Title: Mean-field sparse optimal control of systems with additive white noise

Abstract: We analyze the problem of controlling a multiagent system with additive white noise through parsimonious interventions on a selected subset of the agents (leaders). For such a controlled system with an SDE constraint, we introduce a rigorous limit process toward an infinite dimensional optimal control problem constrained by the coupling of a system of ODEs for the leaders with a McKean--Vlasov type of SDE, governing the dynamics of the prototypical follower.
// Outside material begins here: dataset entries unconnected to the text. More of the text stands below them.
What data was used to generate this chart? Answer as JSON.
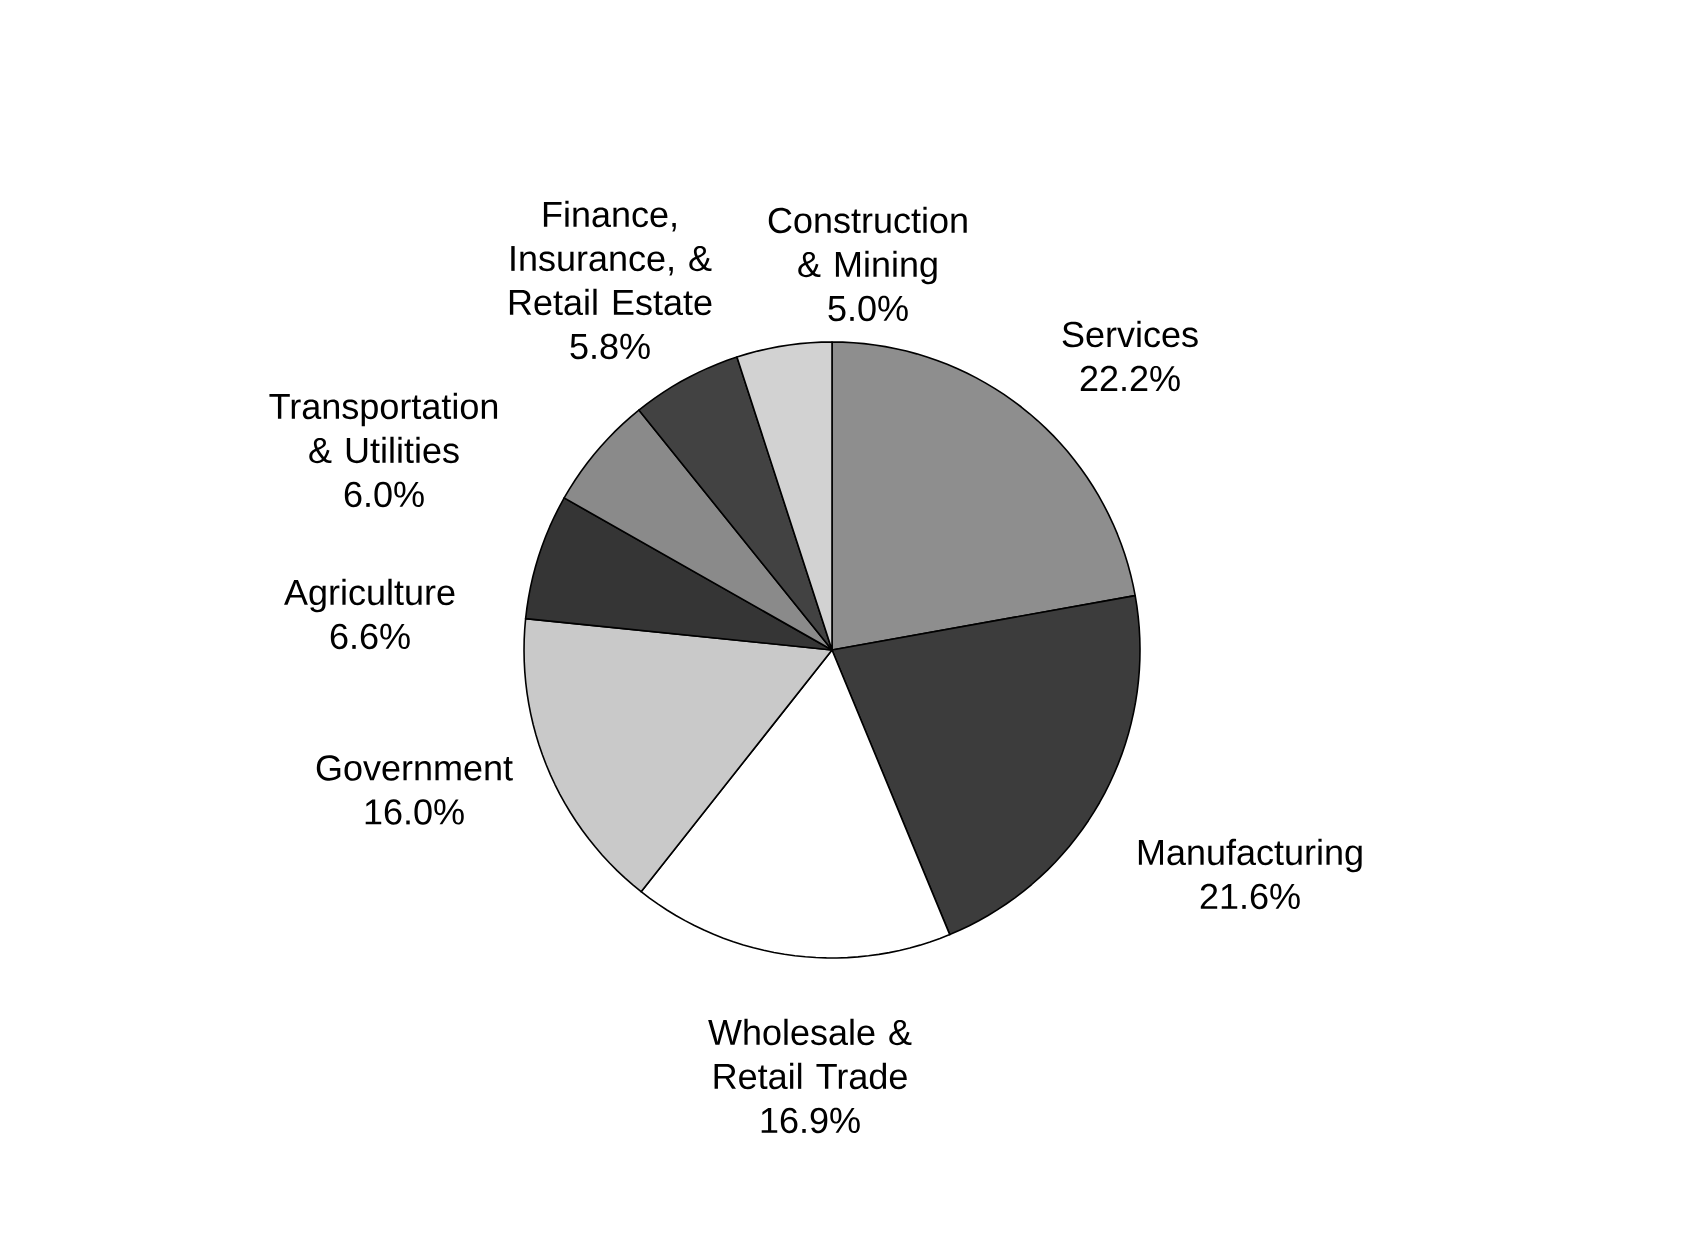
{
  "chart_data": {
    "type": "pie",
    "categories": [
      "Services",
      "Manufacturing",
      "Wholesale & Retail Trade",
      "Government",
      "Agriculture",
      "Transportation & Utilities",
      "Finance, Insurance, & Retail Estate",
      "Construction & Mining"
    ],
    "values": [
      22.2,
      21.6,
      16.9,
      16.0,
      6.6,
      6.0,
      5.8,
      5.0
    ],
    "value_labels": [
      "22.2%",
      "21.6%",
      "16.9%",
      "16.0%",
      "6.6%",
      "6.0%",
      "5.8%",
      "5.0%"
    ],
    "colors": [
      "#8e8e8e",
      "#3c3c3c",
      "#ffffff",
      "#c9c9c9",
      "#353535",
      "#8a8a8a",
      "#424242",
      "#d2d2d2"
    ]
  }
}
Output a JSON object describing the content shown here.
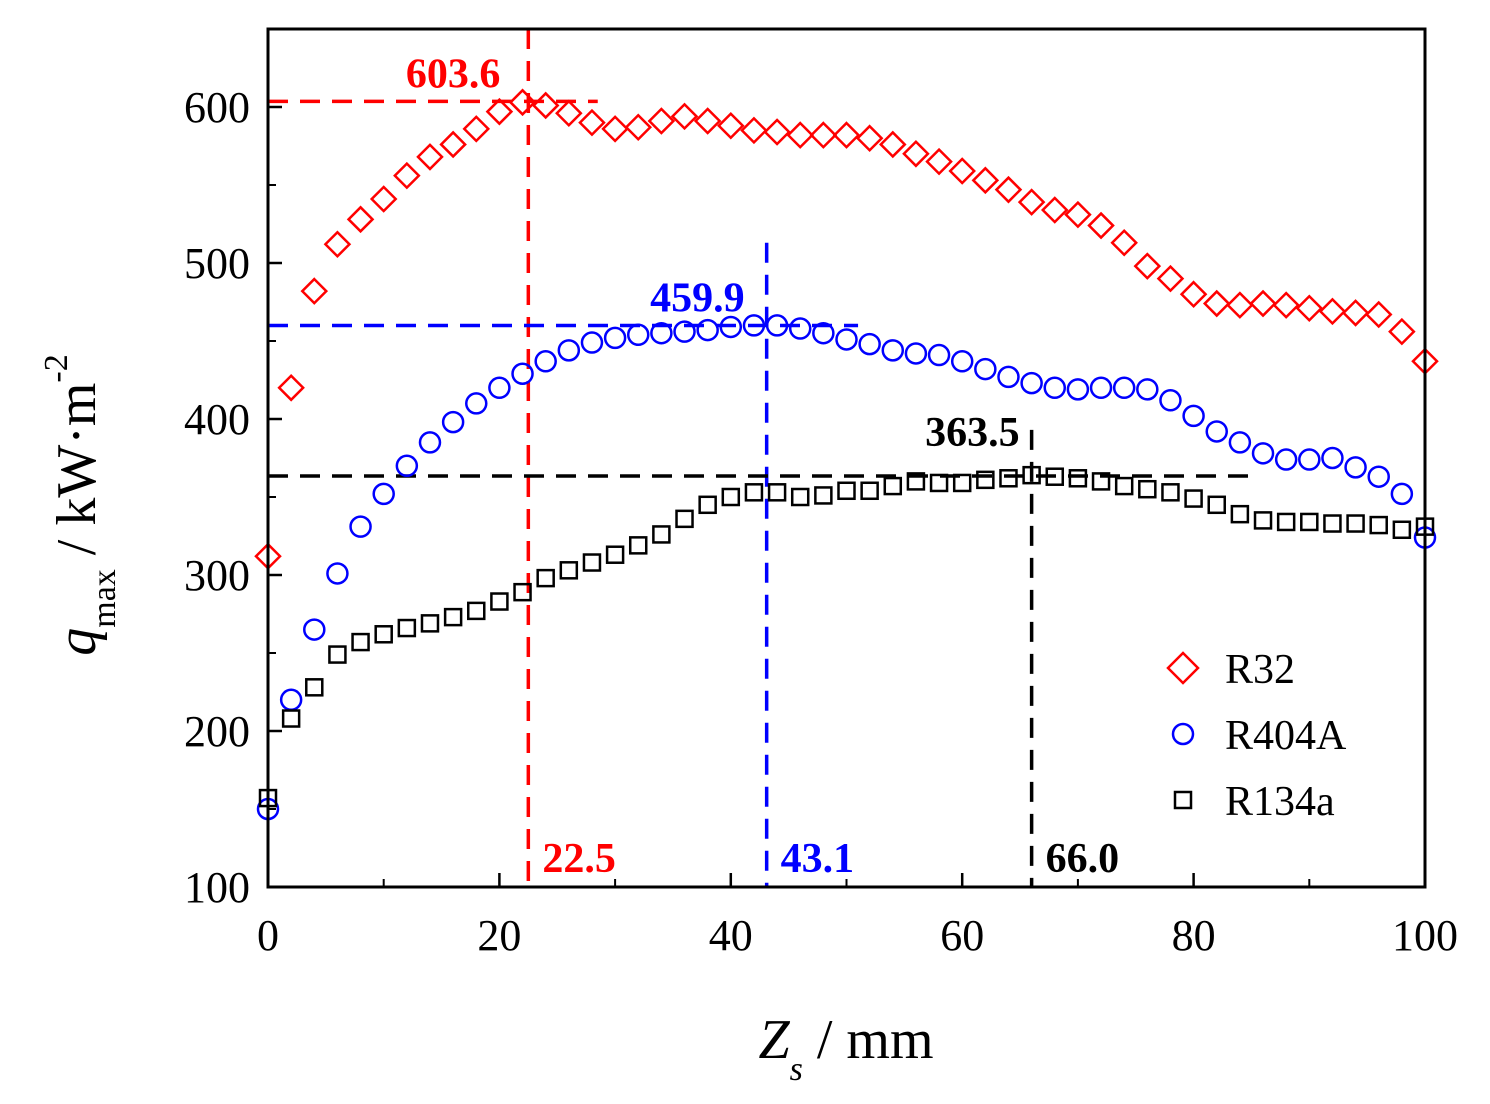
{
  "chart_data": {
    "type": "scatter",
    "title": "",
    "xlabel": {
      "main": "Z",
      "sub": "s",
      "unit": " / mm"
    },
    "ylabel": {
      "main": "q",
      "sub": "max",
      "unit": " / kW·m",
      "sup": "-2"
    },
    "xlim": [
      0,
      100
    ],
    "ylim": [
      100,
      650
    ],
    "xticks": [
      0,
      20,
      40,
      60,
      80,
      100
    ],
    "yticks": [
      100,
      200,
      300,
      400,
      500,
      600
    ],
    "grid": false,
    "legend_position": "bottom-right",
    "series": [
      {
        "name": "R32",
        "marker": "diamond",
        "color": "#ff0000",
        "x": [
          0,
          2,
          4,
          6,
          8,
          10,
          12,
          14,
          16,
          18,
          20,
          22,
          24,
          26,
          28,
          30,
          32,
          34,
          36,
          38,
          40,
          42,
          44,
          46,
          48,
          50,
          52,
          54,
          56,
          58,
          60,
          62,
          64,
          66,
          68,
          70,
          72,
          74,
          76,
          78,
          80,
          82,
          84,
          86,
          88,
          90,
          92,
          94,
          96,
          98,
          100
        ],
        "y": [
          312,
          420,
          482,
          512,
          528,
          541,
          556,
          568,
          576,
          586,
          597,
          603,
          601,
          596,
          590,
          586,
          587,
          591,
          594,
          591,
          588,
          585,
          584,
          582,
          582,
          582,
          580,
          576,
          570,
          565,
          559,
          553,
          547,
          539,
          534,
          531,
          524,
          513,
          498,
          490,
          480,
          474,
          473,
          474,
          473,
          471,
          469,
          468,
          467,
          456,
          437
        ]
      },
      {
        "name": "R404A",
        "marker": "circle",
        "color": "#0000ff",
        "x": [
          0,
          2,
          4,
          6,
          8,
          10,
          12,
          14,
          16,
          18,
          20,
          22,
          24,
          26,
          28,
          30,
          32,
          34,
          36,
          38,
          40,
          42,
          44,
          46,
          48,
          50,
          52,
          54,
          56,
          58,
          60,
          62,
          64,
          66,
          68,
          70,
          72,
          74,
          76,
          78,
          80,
          82,
          84,
          86,
          88,
          90,
          92,
          94,
          96,
          98,
          100
        ],
        "y": [
          150,
          220,
          265,
          301,
          331,
          352,
          370,
          385,
          398,
          410,
          420,
          429,
          437,
          444,
          449,
          452,
          454,
          455,
          456,
          457,
          459,
          460,
          460,
          458,
          455,
          451,
          448,
          444,
          442,
          441,
          437,
          432,
          427,
          423,
          420,
          419,
          420,
          420,
          419,
          412,
          402,
          392,
          385,
          378,
          374,
          374,
          375,
          369,
          363,
          352,
          324
        ]
      },
      {
        "name": "R134a",
        "marker": "square",
        "color": "#000000",
        "x": [
          0,
          2,
          4,
          6,
          8,
          10,
          12,
          14,
          16,
          18,
          20,
          22,
          24,
          26,
          28,
          30,
          32,
          34,
          36,
          38,
          40,
          42,
          44,
          46,
          48,
          50,
          52,
          54,
          56,
          58,
          60,
          62,
          64,
          66,
          68,
          70,
          72,
          74,
          76,
          78,
          80,
          82,
          84,
          86,
          88,
          90,
          92,
          94,
          96,
          98,
          100
        ],
        "y": [
          157,
          208,
          228,
          249,
          257,
          262,
          266,
          269,
          273,
          277,
          283,
          289,
          298,
          303,
          308,
          313,
          319,
          326,
          336,
          345,
          350,
          353,
          353,
          350,
          351,
          354,
          354,
          357,
          360,
          359,
          359,
          361,
          362,
          364,
          363,
          362,
          360,
          357,
          355,
          353,
          349,
          345,
          339,
          335,
          334,
          334,
          333,
          333,
          332,
          329,
          331
        ]
      }
    ],
    "reference_lines": [
      {
        "series": "R32",
        "color": "#ff0000",
        "peak_x": 22.5,
        "peak_y": 603.6,
        "h_xend": 28.5,
        "v_ytop": 650,
        "x_label": "22.5",
        "y_label": "603.6"
      },
      {
        "series": "R404A",
        "color": "#0000ff",
        "peak_x": 43.1,
        "peak_y": 459.9,
        "h_xend": 51,
        "v_ytop": 513,
        "x_label": "43.1",
        "y_label": "459.9"
      },
      {
        "series": "R134a",
        "color": "#000000",
        "peak_x": 66.0,
        "peak_y": 363.5,
        "h_xend": 85,
        "v_ytop": 393,
        "x_label": "66.0",
        "y_label": "363.5"
      }
    ]
  }
}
The latter is, under some assumptions on the distribution of the initial data, equivalent with a (nonlinear parabolic) PDE-ODE system. The derivation of the limit mean-field optimal control problem is achieved by linking the mean-field limit of the governing equations together with the Gamma-limit of the cost functionals for the finite-dimensional problems.

This is a joint research project with Francesca Anceschi (Ancona), Giacomo Ascione (SSM Napoli) and Francesco Solombrino (Napoli Federico II).

Title: Slow dynamics in reaction-diffusion equations

Abstract: When I started my PhD at the University of L’Aquila, the main topic of my research activity concerned the analysis of a particular phenomenon, known in literature as metastability, that some one-dimensional reaction-diffusion (R-D) equations exhibit. The aim of this talk is to briefly review the main results obtained in the past years and, in particular, to focus on the case of a R-D equation with a Perona-Malik type diffusion.